Interactive physarum/organic simulations, for an installation with gamepad control, but you can also try it out without gamepad.
It is implemented with openFrameworks and the simulations run on GPU with compute shaders.
Please check out 36 Points by Sage Jenson (mxsage) first: https://www.sagejenson.com/36points/ Press 0-9, A-Z for different Points (different simulation parameters).
It runs at 60 fps on a RTX 2060 GPU, with more than 5M particles.
License Creative Commons Attribution-NonCommercial-ShareAlike 3.0 Unported License
Work derived from mxsage's 36 points (https://www.sagejenson.com/36points/) but with a different implementation. Before studying mxsage's code I already had a physarum simulation implementation (already inspired by their work). I modified my implementation to use the most important features of their algorithm. I am using atomic counters on pixels and this is different. No fragment or vertex shader, only compute shader. I am using the set of parameters from 36 Points. Some work well, some don't, I had to tune stuff. Currently, 17 points that seem to work quite well are used.
The license from 36 points is reproduced here.
Some text for crediting is displayed all the time on screen (bottom left corner). More crediting is shown when pressing the trigger of the gamepad that shows more information.
Some screenshots to give a little taste of the project, as of May 1, 2024.
The simulation algorithm is a more advanced version of the physarum simulation algorithm described by Jeff Jones in this paper.
Sage Jenson's approach is to control the original physarum simulation parameters of a particle based on some current sensed value. The original physarum simulation parameters are sensor distance, sensing angle, rotation angle and move distance. Particles also respawn at a random place after some time.

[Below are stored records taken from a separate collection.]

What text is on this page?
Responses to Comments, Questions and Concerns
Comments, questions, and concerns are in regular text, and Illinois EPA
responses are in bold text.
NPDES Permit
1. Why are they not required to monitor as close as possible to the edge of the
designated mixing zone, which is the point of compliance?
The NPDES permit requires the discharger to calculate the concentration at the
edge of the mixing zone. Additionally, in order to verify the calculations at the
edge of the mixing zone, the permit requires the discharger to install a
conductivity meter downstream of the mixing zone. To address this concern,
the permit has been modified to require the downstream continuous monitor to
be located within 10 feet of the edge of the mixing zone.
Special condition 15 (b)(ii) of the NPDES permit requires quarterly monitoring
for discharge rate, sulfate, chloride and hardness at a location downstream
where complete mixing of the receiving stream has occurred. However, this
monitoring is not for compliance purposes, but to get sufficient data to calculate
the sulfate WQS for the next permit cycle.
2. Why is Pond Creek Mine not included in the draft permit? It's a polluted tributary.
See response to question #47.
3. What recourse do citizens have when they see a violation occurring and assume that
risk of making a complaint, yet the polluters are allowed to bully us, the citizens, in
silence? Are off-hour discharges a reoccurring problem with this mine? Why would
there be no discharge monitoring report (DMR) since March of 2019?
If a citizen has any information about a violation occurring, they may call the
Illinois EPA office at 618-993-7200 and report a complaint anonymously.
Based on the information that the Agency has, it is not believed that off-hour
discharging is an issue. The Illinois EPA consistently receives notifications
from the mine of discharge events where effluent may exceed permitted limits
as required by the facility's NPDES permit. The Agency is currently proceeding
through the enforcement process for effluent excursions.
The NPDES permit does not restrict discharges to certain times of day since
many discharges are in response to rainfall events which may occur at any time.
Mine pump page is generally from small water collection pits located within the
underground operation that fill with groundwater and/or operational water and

I'm introducing many things on top of this simulation algorithm:
- Mainly spatial interpolation between the parameters of 2 Points. That introduces a lot of possibilities of interaction, and new patterns.
- interaction to move particles
- interaction to spawn particles
- particles keeping their inertia
- possibility to tune the parameters of each point
- color experiments
The way particles add trail is different compared to 36 points and it can result in different patterns.
The compute shader code of my implementation is in bin/data/
computeshader_move.glsl : Main shader: updates particles, increases a counter on the particle's pixel position.
computeshader_deposit.glsl : Add trail from particle counter on pixel. Also gives the displayed image, from trail image and count on pixel.
computeshader_blur.glsl : Blur step on trail map (diffusion).
computeshader_setter.glsl : Just used to reset the counters of the pixels to 0 at each iteration.
ofxGamepad addon is used (it seems that you should use my fork because of a fix, or maybe just to have same version as me). I'm only testing on Linux, and I bet that if there's a problem on other platforms it would be because of this gamepad code.
Here is a branch without gamepad code: https://github.com/Bleuje/interactive-physarum/tree/no-gamepad It's not perfect. Right now it keeps using some amount of "inertia" (something that can be triggered with gamepad). I'm keeping it like this because I think it looks quite cool. Mouse and keyboard interaction is explained later below.
It's designed for xbox gamepad.
- Have a "pen" with location controlled by a joystick. The area near the pen has different simulation parameters compared to background: linear interpolation of parameters is done between pen and background. A 2D gaussian function is used to set the interpolation parameter (1 on pen center, almost 0 far from the pen). The size of the pen is the sigma of the gaussian function, and the user can control it.
- The other joystick can displace particles near the pen area. Some noise is used for better looking displacement.
- simulation parameters of pen and background areas can be chosen with pad controls, there are currently 17 default points.
- button to set random points choice
- button to swap the points of pen and background
- button for spawning of particles in few locations near pen
- button for circular particles spawning
- button to decrease the pen size
- button to increase the pen size
- joystick click to display or not the pen
- joystick click to create wave (speed + sensing intensity)
- button for color style change
- button for points parameters tuning (advanced settings)
- left trigger: control the use of inertia in movement (speed updates instead of position updates)
- right trigger: information display
Advanced settings to be able to tune points and have different patterns than default ones:
Different color modes (many hues and black and white are available):
It also has interaction without connected gamepad
- Pen location with mouse position
- particles spawning with mouse clicks, waves triggered with middle click
- keyboard arrows: points choice navigation
- R or Spacebar: set random points
- S: swap pen/background points
- D/F: paricles spawning
- X/C: change pen size
- P or H: hide/show pen
- W: trigger wave
- A: change color mode
I made a branch that uses less particles and has smaller simualtion canvas, for lighter computation: https://github.com/Bleuje/interactive-physarum/tree/light-compute
It seems that the number of particles could be reduced even more while keeping a similar look by changing the simulation parameters: increasing a factor on the sensed value to compensate for having less particles.
I really haven't put much thought on making optimal choices for number of particles, simulation canvas size and parameters of compute shader parallelization.